Tune the max_features and max_depth hyperparameters with GridSearchCV and again check mean cross-validation MSE and MSE on holdout set.

In [17]:
forest_params = {'max_depth': list(range(10, 25)), 
                  'max_features': list(range(6,12))}

locally_best_forest = GridSearchCV(RandomForestRegressor(n_jobs=-1, random_state=17), 
                                 forest_params, 
                                 scoring='neg_mean_squared_error',  
                                 n_jobs=-1, cv=5,
                                  verbose=True)
locally_best_forest.fit(X_train_scaled, y_train)
Fitting 5 folds for each of 90 candidates, totalling 450 fits
[Parallel(n_jobs=-1)]: Done  34 tasks      | elapsed:    1.7s
[Parallel(n_jobs=-1)]: Done 184 tasks      | elapsed:    7.7s
[Parallel(n_jobs=-1)]: Done 434 tasks      | elapsed:   18.2s
[Parallel(n_jobs=-1)]: Done 450 out of 450 | elapsed:   18.8s finished
Out[17]:
GridSearchCV(cv=5, error_score='raise',
       estimator=RandomForestRegressor(bootstrap=True, criterion='mse', max_depth=None,
           max_features='auto', max_leaf_nodes=None,
           min_impurity_decrease=0.0, min_impurity_split=None,
           min_samples_leaf=1, min_samples_split=2,
           min_weight_fraction_leaf=0.0, n_estimators=10, n_jobs=-1,
           oob_score=False, random_state=17, verbose=0, warm_start=False),
       fit_params=None, iid=True, n_jobs=-1,
       param_grid={'max_depth': [10, 11, 12, 13, 14, 15, 16, 17, 18, 19, 20, 21, 22, 23, 24], 'max_features': [6, 7, 8, 9, 10, 11]},
       pre_dispatch='2*n_jobs', refit=True, return_train_score='warn',
       scoring='neg_mean_squared_error', verbose=True)
In [18]:
locally_best_forest.best_params_, locally_best_forest.best_score_
Out[18]:
({'max_depth': 19, 'max_features': 7}, -0.4346879383644381)

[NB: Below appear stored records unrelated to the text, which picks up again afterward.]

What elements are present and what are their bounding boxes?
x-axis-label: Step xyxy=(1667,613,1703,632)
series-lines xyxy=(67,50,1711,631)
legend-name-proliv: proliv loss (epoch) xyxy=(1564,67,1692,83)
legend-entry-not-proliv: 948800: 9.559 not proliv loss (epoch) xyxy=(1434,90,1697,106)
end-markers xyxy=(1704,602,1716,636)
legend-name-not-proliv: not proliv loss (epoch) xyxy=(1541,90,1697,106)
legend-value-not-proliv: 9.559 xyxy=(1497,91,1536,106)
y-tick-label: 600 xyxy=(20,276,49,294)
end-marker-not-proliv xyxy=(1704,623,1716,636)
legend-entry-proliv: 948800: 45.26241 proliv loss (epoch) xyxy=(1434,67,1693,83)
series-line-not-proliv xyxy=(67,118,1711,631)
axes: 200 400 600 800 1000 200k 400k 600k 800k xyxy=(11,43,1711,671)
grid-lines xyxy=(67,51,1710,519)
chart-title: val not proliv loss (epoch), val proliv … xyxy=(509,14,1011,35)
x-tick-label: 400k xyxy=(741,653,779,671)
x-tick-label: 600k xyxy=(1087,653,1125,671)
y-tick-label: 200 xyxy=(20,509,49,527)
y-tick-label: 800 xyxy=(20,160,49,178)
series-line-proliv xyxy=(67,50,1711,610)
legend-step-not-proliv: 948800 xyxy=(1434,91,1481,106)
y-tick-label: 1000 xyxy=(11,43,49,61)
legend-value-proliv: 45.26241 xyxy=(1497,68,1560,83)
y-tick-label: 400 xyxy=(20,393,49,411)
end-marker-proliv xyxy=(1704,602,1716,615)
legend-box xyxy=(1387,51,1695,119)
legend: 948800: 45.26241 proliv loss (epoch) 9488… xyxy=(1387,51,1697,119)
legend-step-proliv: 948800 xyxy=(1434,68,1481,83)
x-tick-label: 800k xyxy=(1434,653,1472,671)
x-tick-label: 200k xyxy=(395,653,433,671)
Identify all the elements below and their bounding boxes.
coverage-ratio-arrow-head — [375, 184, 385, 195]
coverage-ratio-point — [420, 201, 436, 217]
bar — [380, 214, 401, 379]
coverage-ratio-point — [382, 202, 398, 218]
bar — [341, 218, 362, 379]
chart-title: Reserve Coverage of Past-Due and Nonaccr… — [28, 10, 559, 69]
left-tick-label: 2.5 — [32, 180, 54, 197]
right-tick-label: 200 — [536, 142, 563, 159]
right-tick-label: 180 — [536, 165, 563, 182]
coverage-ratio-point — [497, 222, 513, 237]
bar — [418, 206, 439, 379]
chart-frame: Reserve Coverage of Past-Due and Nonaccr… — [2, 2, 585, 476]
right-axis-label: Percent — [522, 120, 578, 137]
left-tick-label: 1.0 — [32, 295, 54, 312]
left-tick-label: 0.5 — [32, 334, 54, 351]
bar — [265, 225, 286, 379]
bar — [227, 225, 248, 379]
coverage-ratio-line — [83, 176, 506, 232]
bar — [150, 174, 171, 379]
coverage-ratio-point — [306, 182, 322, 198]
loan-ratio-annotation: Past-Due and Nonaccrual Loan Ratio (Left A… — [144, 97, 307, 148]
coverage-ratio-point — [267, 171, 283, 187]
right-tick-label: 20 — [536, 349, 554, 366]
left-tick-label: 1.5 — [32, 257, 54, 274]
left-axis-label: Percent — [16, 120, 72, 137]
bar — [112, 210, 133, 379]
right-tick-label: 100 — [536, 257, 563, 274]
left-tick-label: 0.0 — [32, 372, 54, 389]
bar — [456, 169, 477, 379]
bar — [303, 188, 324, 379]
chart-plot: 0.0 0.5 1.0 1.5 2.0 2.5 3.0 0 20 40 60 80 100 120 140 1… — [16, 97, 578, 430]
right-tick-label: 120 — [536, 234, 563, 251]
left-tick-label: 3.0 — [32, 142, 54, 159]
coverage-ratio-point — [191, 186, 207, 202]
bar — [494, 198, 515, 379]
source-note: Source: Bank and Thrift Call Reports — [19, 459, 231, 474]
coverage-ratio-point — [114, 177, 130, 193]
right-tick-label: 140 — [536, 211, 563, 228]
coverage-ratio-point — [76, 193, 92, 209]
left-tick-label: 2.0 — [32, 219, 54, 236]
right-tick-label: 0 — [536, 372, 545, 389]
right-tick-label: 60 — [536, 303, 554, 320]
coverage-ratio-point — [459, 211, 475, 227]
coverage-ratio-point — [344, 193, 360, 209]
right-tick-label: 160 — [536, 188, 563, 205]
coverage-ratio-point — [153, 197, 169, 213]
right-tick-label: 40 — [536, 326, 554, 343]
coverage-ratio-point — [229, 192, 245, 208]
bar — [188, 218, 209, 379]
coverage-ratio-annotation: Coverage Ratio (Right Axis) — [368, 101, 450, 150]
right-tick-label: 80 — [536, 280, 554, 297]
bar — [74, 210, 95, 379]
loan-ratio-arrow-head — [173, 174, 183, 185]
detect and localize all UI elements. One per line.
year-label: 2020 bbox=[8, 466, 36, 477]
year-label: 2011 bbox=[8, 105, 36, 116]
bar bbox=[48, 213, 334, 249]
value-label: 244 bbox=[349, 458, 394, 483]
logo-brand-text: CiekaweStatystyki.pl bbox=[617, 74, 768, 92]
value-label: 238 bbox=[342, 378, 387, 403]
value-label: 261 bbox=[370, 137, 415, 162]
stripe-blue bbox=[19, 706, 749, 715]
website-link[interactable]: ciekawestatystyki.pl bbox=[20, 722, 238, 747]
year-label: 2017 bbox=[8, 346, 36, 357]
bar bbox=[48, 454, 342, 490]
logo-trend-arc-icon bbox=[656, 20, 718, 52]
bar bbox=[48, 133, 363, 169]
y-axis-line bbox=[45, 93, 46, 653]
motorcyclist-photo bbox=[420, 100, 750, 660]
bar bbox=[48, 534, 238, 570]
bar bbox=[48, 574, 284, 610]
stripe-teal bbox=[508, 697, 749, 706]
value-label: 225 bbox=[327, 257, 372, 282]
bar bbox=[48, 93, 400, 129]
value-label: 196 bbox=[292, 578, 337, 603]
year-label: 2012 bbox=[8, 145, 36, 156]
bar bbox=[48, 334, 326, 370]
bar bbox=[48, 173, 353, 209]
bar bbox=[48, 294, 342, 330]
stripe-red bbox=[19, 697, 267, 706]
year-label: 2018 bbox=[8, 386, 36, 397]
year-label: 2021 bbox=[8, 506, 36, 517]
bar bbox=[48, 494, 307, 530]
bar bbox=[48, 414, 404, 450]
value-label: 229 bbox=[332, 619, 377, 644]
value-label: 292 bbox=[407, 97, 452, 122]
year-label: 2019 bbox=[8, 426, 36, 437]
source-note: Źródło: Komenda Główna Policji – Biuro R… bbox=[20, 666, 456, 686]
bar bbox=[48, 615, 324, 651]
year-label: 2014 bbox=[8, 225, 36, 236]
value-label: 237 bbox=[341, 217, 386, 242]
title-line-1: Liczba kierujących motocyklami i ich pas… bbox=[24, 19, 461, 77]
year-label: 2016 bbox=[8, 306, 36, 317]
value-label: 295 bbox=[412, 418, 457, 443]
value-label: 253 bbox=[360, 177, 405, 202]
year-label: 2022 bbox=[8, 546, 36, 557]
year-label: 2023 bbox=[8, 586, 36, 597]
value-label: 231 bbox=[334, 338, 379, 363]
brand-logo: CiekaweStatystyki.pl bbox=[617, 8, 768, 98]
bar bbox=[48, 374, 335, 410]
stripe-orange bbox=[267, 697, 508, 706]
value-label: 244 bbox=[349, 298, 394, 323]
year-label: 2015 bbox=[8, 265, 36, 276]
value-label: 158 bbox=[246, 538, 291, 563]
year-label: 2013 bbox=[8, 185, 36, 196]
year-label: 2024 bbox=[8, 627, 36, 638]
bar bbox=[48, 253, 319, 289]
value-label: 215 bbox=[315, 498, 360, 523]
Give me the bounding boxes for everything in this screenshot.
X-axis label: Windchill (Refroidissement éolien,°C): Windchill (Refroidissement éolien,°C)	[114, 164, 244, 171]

Question 6: What are mean squared errors of tuned RF model in cross-validation (cross_val_score with scoring='neg_mean_squared_error' and other arguments left with default values) and on holdout set?

In [19]:
print("Mean squared error (cv): %.3f" % np.mean(np.abs(cross_val_score(locally_best_forest.best_estimator_,
                                                        X_train_scaled, y_train, 
                                                        scoring='neg_mean_squared_error'))))
print("Mean squared error (test): %.3f" % mean_squared_error(y_holdout, 
                                                             locally_best_forest.predict(X_holdout_scaled)))
Mean squared error (cv): 0.457
Mean squared error (test): 0.410

Output RF's feature importance. Again, it's nice to present it as a DataFrame.
Question 7: What is the most important feature, according to the Random Forest model?

In [20]:
rf_importance = pd.DataFrame(locally_best_forest.best_estimator_.feature_importances_, 
                             columns=['coef'], index=data.columns[:-1]) 
rf_importance.sort_values(by='coef', ascending=False)
Out[20]:
coef
alcohol 0.224432
volatile acidity 0.119393
free sulfur dioxide 0.116147
pH 0.072806
total sulfur dioxide 0.071318
residual sugar 0.070160
density 0.069367
chlorides 0.067982
fixed acidity 0.064268
citric acid 0.062945
sulphates 0.061184

Make conclusions about the perdormance of the explored 3 models in this particular prediction task.

The depency of wine quality on other features in hand is, presumable, non-linear. So Random Forest works better in this task.